Absolutely right. Thanks for spotting that.
> perhaps it would be simpler to do
>
> my_cred = override_creds(file->f_cred);
> kill_pid(...);
> revert_creds(my_cred);
Thanks for the suggestion. That looks neat, but it's not quite enough.
The problem is that check_kill_permission looks for
same_thread_group(current, t) _before_ checking kill_of_by_cred, so
with just this code snippet, it'd still be possible for an
unprivileged process to open /proc/$PRIVILEGED_PID/kill and hand the
FD to $PRIVILEGED_PID, which would write to it and kill itself or any
of its threads. I think, with some rearrangement of permissions
checks, this problem can be overcome.
There's another problem though: say we open /proc/pid/5/kill *, with
proc 5 being an ordinary unprivileged process, e.g., the shell. At
open(2) time, the access check passes. Now suppose PID 5 execve(2)s
into a setuid process. The kill FD is still open, so the kill FD's
holder can send a signal to a process it normally wouldn't be able to
kill.
You might say, "let's somehow invalidate open kill FDs upon setuid
exec", but the problem that then results is then that a legitimate
privileged user of /proc/pid/kill (say, Android lmkd) might see its
/proc/pid/kill handle spuriously become invalidated if the process to
which it refers execs in a setuid way. Maybe in this case we make
could write(2) on the kill FD fail with ECHILD ("no child process"?)
and have callers, if they see ECHILD, close the kill FD, re-open it,
and try again.

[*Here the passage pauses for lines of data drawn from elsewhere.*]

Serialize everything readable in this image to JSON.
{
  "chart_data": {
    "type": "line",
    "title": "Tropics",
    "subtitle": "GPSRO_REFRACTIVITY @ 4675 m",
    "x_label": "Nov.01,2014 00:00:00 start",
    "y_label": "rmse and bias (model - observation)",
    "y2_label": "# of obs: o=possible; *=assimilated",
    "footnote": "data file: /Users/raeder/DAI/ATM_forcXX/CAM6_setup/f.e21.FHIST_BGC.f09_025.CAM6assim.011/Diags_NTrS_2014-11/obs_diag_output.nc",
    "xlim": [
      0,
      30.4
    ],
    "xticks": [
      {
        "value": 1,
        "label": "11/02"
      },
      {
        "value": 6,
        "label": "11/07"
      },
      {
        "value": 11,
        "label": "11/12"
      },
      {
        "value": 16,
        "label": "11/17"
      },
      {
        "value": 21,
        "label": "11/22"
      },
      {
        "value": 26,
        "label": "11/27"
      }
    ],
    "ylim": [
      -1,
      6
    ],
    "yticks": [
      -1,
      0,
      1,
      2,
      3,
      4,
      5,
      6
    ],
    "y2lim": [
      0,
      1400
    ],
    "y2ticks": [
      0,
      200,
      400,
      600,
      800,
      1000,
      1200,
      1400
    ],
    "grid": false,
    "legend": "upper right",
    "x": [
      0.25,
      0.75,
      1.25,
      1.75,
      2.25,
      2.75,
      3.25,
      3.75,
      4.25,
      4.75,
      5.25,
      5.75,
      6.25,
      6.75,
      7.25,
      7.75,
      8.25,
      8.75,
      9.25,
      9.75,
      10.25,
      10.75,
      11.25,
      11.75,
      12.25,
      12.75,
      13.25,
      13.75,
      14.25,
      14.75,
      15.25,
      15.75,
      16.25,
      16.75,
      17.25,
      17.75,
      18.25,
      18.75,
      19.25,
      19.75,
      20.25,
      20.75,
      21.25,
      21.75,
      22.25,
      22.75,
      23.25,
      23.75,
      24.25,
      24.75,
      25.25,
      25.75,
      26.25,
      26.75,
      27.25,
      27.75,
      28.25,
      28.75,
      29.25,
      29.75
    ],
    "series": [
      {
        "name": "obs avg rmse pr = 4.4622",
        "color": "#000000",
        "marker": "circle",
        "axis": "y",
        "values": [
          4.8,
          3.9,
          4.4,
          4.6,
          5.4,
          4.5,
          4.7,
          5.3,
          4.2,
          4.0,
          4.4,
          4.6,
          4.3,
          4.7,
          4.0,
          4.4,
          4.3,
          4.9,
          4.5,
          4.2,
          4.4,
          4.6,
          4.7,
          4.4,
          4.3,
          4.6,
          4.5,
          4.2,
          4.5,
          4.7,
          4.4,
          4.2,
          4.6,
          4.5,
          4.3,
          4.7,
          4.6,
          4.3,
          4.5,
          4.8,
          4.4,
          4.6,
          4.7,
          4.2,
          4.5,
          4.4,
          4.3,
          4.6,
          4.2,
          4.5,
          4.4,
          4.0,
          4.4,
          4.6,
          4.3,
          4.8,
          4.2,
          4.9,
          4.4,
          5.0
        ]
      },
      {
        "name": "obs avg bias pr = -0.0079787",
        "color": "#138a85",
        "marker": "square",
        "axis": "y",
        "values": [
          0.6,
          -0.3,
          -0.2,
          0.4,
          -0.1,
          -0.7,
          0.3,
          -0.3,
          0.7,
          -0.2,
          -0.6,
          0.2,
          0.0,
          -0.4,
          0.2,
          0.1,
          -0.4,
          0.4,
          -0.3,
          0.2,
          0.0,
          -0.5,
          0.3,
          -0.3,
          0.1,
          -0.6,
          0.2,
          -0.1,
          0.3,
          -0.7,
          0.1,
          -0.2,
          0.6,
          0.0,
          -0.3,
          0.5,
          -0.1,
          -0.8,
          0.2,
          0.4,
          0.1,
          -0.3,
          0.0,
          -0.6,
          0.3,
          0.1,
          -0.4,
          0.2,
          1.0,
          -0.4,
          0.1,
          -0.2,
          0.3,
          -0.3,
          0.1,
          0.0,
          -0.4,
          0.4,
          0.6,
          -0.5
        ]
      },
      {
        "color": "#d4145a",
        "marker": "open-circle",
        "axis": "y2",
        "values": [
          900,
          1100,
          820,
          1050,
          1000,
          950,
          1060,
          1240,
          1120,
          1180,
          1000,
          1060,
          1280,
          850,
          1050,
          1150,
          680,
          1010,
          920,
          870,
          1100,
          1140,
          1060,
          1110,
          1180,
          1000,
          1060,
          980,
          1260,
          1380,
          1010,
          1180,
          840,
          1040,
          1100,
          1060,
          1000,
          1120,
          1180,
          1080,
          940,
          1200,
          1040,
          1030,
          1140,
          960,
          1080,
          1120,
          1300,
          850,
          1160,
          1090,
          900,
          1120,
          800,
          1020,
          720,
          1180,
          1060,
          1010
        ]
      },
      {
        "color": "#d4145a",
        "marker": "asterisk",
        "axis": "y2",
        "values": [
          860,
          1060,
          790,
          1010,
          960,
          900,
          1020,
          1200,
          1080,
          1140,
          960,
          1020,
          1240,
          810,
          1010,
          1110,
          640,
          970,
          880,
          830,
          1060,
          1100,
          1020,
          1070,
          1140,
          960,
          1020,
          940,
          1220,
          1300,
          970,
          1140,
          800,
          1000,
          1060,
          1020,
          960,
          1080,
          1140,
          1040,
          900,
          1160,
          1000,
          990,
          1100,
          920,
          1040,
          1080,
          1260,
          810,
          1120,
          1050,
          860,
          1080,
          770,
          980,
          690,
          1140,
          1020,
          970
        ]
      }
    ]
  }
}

But now we're getting into an interface that's too
complicated to use from the shell.
Maybe a simpler approach would be to bind the kill FD to the struct
cred that opened it and keep the access check in write(2) --- a
write(2) with current->cred not equal to f_cred would fail with EPERM.
This way, you could play standard-output-of-setuid-program or
SCM_RIGHTS games with the kill FD itself, but you wouldn't be able to
do anything with the FD having done so.
Honestly, though, maybe a new procfs_sigqueue(2) system call would be
simpler and more robust. With a single system call, we wouldn't split
the permissions check between open(2) and write(2), and so the whole
problem disappears.
The downside is that you wouldn't be able to use the new feature via
the shell without a helper program. :-(
What do you think?
* I actually have a local variant of the patch that would have you
open "/proc/$PID/kill/$SIGNO" instead, since different signal numbers
have different permission checks.
This approach is kind of neat, since /proc/pid/kill/$SIGNO would act
as an "option" to kill a process only with a particular signal, and a
write(2) to a /proc/$PID/kill/$SIGNO file would allow you to specify a
sigqueue(2)-style siginfo value along with the actual signal number
(since the signal number is encoded in the filename). For example, a
privileged process could open /proc/self/kill/10 (SIGUSR1) and hand
the FD to an unprivileged process, letting that process signal (via
signal) completion of some process without giving that unprivileged
process the ability to send *any* signal to the privileged process.
But eventfd is almost certainly a better choice in this situation
anyway, I think.